Solution.—The volume of the water displaced is 20 × 6 × 3 cu. ft. = 360 cu. ft. Since 1 cu. ft. of water weighs 62.4 lbs., 360 × 62.4 lbs. = 22,464 lbs., the weight of water displaced. By the law of floating bodies this is equal to the weight of the boat. When loaded the volume of water displaced is 20 ft. × 6 × 5 ft. which equal 600 cu. ft. 600 × 62.4 lbs. = 37,440 lbs. This is the weight of the water displaced when loaded. 37,440 lbs. - 22,464 lbs. = 14,976 lbs., the weight of the cargo.

(b) To Find the Volume of an Immersed Solid: Problem.—A stone weighs 187.2 lbs. in air and appears to weigh 124.8 lbs. in water. What is its volume?

Solution.—187.2 lbs. - 124.8 lbs. = 62.4 lbs., the buoyant force of the water. By Archimedes' Principle, this equals the weight of the displaced water which has a volume of 1 cu. ft. which is therefore the volume of the stone.
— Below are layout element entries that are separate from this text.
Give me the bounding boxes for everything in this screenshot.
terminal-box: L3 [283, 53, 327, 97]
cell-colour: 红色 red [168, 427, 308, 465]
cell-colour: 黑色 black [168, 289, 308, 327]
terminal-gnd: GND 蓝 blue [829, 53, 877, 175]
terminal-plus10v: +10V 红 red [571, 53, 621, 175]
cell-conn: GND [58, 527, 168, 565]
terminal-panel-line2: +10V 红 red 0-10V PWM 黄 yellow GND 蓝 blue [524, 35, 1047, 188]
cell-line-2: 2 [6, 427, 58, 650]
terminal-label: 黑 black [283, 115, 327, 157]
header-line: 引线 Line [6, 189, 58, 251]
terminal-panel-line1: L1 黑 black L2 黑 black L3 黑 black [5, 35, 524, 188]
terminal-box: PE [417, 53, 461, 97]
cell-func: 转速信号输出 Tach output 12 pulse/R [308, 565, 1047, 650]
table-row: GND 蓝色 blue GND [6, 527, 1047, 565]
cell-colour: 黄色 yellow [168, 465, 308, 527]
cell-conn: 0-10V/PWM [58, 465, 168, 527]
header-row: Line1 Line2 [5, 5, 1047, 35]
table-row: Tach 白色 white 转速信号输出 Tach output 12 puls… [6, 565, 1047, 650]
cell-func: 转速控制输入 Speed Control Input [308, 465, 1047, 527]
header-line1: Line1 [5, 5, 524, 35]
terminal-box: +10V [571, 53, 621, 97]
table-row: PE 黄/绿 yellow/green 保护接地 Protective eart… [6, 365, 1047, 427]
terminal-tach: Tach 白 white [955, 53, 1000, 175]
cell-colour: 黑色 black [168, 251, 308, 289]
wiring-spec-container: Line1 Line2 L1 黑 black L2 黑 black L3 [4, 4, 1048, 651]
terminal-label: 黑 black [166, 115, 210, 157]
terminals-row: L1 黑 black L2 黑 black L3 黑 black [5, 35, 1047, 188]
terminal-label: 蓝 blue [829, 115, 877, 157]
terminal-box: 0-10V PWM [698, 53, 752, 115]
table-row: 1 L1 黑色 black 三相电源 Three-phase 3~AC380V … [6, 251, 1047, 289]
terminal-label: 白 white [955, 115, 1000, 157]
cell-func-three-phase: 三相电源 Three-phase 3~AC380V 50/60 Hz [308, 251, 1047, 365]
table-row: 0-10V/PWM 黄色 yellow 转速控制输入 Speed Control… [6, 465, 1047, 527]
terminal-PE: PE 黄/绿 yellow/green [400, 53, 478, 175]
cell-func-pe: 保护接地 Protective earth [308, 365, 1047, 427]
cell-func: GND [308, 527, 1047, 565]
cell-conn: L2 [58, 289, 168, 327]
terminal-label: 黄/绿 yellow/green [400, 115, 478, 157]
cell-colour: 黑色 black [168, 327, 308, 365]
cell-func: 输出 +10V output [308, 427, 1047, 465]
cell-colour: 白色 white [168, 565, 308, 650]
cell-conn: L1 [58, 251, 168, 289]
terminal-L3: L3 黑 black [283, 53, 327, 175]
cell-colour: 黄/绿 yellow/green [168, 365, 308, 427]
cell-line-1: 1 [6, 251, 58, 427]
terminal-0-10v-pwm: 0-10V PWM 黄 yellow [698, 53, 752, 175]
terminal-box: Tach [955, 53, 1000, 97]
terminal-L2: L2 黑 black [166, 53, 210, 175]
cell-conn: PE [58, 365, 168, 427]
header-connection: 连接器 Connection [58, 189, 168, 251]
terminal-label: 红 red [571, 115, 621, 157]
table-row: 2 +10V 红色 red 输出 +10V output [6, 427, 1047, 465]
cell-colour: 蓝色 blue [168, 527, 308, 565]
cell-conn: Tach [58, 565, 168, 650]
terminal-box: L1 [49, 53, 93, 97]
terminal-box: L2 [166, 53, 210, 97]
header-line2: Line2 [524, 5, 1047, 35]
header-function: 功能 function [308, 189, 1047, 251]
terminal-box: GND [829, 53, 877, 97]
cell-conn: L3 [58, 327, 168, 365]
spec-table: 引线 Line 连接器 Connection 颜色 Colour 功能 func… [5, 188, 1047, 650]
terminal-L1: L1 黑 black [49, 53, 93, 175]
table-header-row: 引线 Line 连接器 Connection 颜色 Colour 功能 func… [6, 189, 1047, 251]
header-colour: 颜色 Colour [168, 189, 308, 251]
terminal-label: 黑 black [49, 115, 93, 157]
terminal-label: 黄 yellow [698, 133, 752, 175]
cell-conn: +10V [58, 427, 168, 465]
(c) To Find the Density of a Body: The density of a body is defined as the mass of unit volume.

We can easily find the mass of a body by weighing it, but the volume is often impossible to obtain by measurements, especially of irregular solids.

Archimedes' Principle, however, provides a method of finding the volume of a body accurately by weighing it first in air and then in water (Fig. 27), the apparent loss in weight being equal to the weight of the displaced water. One needs only to find the volume of water having the same weight as the loss of weight to find the volume of the body.

If the metric system is used, 1 ccm. of water weighs 1 g., and the volume is numerically the same as the loss of weight.

Fig. 27.—A method of weighing a body under water.